Jay Kang on baseball’s whiteness problem:
“The Griffey showdown was one in a long line of coded racial arguments, minor battles between two types: the ‘standard’ white player and his nonwhite foil. The archetype of the white baseball player has always been a study in negative space. He does not flip his bat after home runs. He does not insult the hard-working fans with talk about politics. He never takes more than one day at a time. As a result, he cannot exist without a foil to embody all those ‘flashy’ or ‘hotheaded’ or ‘provocative’ things he is not. The foils, of course, have generally been black. But as the demographics of the sport have changed, so, too, has this dynamic.

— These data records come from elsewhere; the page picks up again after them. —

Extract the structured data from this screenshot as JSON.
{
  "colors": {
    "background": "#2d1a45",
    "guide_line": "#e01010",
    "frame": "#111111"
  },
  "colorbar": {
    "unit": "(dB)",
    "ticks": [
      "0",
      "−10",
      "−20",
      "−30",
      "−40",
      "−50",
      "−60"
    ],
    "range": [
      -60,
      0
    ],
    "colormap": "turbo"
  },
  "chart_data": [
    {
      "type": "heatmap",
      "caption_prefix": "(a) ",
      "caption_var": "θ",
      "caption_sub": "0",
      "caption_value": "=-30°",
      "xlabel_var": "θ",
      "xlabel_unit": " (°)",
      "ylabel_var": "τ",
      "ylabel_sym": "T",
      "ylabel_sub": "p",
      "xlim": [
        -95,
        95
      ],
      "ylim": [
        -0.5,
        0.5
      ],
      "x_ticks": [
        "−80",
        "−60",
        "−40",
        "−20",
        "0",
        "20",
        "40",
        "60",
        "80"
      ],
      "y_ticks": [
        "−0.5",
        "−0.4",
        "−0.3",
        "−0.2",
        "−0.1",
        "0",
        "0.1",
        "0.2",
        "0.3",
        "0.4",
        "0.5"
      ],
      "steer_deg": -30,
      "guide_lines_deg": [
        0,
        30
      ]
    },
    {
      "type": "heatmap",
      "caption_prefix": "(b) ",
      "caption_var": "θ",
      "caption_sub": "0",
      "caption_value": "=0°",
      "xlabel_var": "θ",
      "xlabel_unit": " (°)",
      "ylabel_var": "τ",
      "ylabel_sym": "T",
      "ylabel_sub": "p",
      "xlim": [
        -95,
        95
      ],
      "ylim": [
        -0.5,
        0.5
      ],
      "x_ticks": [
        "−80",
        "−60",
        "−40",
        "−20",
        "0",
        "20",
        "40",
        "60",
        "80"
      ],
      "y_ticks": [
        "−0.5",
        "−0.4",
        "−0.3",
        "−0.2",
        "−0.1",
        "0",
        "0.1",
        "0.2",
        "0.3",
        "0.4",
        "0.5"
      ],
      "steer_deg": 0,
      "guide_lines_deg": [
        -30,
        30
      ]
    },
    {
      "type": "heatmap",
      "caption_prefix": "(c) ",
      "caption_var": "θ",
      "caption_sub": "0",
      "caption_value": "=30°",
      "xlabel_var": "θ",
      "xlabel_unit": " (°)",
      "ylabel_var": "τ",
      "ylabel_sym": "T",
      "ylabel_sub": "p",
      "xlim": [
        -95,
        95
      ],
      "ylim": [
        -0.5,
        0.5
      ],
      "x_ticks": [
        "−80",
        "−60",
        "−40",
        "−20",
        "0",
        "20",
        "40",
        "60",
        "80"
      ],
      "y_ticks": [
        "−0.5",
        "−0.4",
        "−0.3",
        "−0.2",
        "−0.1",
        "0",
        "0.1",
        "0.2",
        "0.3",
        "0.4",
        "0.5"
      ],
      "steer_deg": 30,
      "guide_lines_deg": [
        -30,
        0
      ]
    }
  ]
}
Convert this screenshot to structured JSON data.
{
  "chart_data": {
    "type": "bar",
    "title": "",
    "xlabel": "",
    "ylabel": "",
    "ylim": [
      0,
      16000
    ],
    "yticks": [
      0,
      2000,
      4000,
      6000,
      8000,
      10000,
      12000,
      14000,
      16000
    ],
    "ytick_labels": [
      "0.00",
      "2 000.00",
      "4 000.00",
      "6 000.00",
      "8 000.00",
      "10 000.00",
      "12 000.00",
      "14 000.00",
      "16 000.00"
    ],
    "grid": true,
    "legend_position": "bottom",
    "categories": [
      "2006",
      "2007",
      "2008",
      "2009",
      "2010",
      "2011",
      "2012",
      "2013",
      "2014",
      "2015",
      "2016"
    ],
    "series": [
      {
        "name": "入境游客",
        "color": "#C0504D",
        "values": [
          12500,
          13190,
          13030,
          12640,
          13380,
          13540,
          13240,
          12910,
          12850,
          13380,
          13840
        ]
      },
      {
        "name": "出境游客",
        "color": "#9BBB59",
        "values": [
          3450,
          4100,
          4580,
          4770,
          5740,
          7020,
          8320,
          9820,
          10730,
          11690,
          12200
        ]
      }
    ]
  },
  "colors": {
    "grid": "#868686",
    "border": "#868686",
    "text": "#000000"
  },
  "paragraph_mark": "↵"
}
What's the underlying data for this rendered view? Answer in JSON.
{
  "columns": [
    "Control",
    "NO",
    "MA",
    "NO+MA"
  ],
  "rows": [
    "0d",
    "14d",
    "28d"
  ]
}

Last year, black players made up just over 8 percent of big-league rosters, down more than 50 percent from 1981. Analysts have been searching for an explanation. Some argue that baseball’s retrograde culture and traditions no longer appeal to inner-city youth who have been mesmerized by the speed of basketball and football. Others focus, far more convincingly, on the rising expenses of youth baseball programs and the relative dearth of scholarships offered by college baseball programs: According to a report from the Institute for Diversity and Ethics in Sport, black players made up only 2.9 percent of Division I college baseball teams in 2014-2015.”
Kang mentions Chris Rock, who made a really interesting short video about the sport’s declining popularity with blacks, and why that’s a problem for both baseball and America.
The sooner the “unspoken rules” die off the better. And it might be too late.